Un citoyen se rebelle

Par Platinoch @Platinoch

Un grand merci à Artus Films pour m’avoir permis de découvrir et de chroniquer le blu-ray du film « Un citoyen se rebelle » d’Enzo G. Castellari.

« Je les retrouverai. Je les tuerai. Ils me le paieront. »

L’ingénieur Carlo Antonelli se fait passer à tabac par des voyous en tentant d’intervenir lors d’un braquage. Voyant que sa plainte a peu de chances d’aboutir, et que la Justice ne fait rien pour l’aider, il décide de retrouver lui-même ses agresseurs. Il infiltre alors le milieu et parvient à se faire aider par Tommy, une petite frappe.

« Si tu ne te défends pas toi-même, personne ne te défendra. »

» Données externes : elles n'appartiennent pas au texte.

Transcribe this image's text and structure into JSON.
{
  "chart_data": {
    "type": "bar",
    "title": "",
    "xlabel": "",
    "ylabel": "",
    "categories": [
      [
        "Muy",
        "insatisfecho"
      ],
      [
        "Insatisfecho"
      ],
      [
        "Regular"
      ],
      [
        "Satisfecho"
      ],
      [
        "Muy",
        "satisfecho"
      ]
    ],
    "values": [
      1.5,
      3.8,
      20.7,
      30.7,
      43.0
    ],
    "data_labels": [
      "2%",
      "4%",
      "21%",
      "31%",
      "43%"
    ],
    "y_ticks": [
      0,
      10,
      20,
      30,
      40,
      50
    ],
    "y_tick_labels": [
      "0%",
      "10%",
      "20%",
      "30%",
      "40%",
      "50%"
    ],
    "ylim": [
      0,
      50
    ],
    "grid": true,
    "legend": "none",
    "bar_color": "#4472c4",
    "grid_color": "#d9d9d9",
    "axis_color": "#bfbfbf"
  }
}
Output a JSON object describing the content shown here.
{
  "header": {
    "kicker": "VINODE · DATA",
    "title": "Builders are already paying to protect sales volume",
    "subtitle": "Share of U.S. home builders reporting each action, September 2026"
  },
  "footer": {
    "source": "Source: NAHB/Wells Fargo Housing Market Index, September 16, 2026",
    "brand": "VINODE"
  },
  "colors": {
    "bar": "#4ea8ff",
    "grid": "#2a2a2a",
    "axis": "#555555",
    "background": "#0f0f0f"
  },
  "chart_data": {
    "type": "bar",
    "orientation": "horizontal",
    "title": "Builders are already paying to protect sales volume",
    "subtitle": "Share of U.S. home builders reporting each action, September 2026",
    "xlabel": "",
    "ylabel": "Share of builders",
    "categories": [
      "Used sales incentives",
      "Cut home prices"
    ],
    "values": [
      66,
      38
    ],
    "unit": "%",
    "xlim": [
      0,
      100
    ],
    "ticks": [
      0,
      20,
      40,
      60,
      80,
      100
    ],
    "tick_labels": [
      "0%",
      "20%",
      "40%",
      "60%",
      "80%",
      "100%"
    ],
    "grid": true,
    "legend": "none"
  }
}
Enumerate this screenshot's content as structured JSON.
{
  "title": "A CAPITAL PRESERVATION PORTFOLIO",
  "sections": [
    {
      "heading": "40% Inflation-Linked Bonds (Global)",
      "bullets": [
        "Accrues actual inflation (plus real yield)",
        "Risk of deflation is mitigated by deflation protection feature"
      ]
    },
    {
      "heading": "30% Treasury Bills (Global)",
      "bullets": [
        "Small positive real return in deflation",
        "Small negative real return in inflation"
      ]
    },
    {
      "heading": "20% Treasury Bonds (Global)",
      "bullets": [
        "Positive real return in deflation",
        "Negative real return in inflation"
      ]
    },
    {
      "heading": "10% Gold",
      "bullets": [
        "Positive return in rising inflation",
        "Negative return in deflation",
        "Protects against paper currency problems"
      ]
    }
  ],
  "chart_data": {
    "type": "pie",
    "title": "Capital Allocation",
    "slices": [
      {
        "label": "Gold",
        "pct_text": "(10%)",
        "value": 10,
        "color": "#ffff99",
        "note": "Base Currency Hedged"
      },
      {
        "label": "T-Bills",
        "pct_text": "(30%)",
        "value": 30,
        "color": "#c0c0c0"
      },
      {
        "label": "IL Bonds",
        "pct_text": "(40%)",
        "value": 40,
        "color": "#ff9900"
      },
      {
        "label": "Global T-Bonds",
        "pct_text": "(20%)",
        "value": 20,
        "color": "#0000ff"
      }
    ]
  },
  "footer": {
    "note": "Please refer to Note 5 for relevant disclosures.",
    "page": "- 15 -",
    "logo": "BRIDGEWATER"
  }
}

Fils du réalisateur Marino Girolami et neveu du réalisateur Romolo Guerrieri, Enzo G. Castellari suit l’exemple de ses glorieux ainés et entame à son tour une carrière cinématographique. S’il s’impose rapidement comme l’un des solides artisans du cinéma bis italien, il apparait aussi comme un réalisateur opportuniste, qui s’essayera à tous les genres au gré des modes. Si son nom reste ainsi principalement associé au western spaghetti (« Je vais, je tire et je reviens », « Sept Winchester pour un massacre », « Quelques dollars pour Django » et, surtout, l’iconique « Keoma »), il est aussi celui dont le film de guerre « Une poignée de salopards » inspira à Quentin Tarantino son célèbre « Inglorious bastards ». Mais c’est dans le registre du poliziottesco – et plus largement du polar urbain et violent – qu’il s’épanouit sans doute le plus, signant des films solides comme « Le témoin à abattre » (1973), « Big racket » (1976) ou encore « Action immédiate » (1977). C’est à cette même période qu’il réalise « Un citoyen se rebelle » (1974), considéré comme l’un des meilleurs films de sa filmographie.

« Si tu veux être un homme libre, il faut savoir résister. Et si la loi est injuste, c’est ton devoir de désobéir. »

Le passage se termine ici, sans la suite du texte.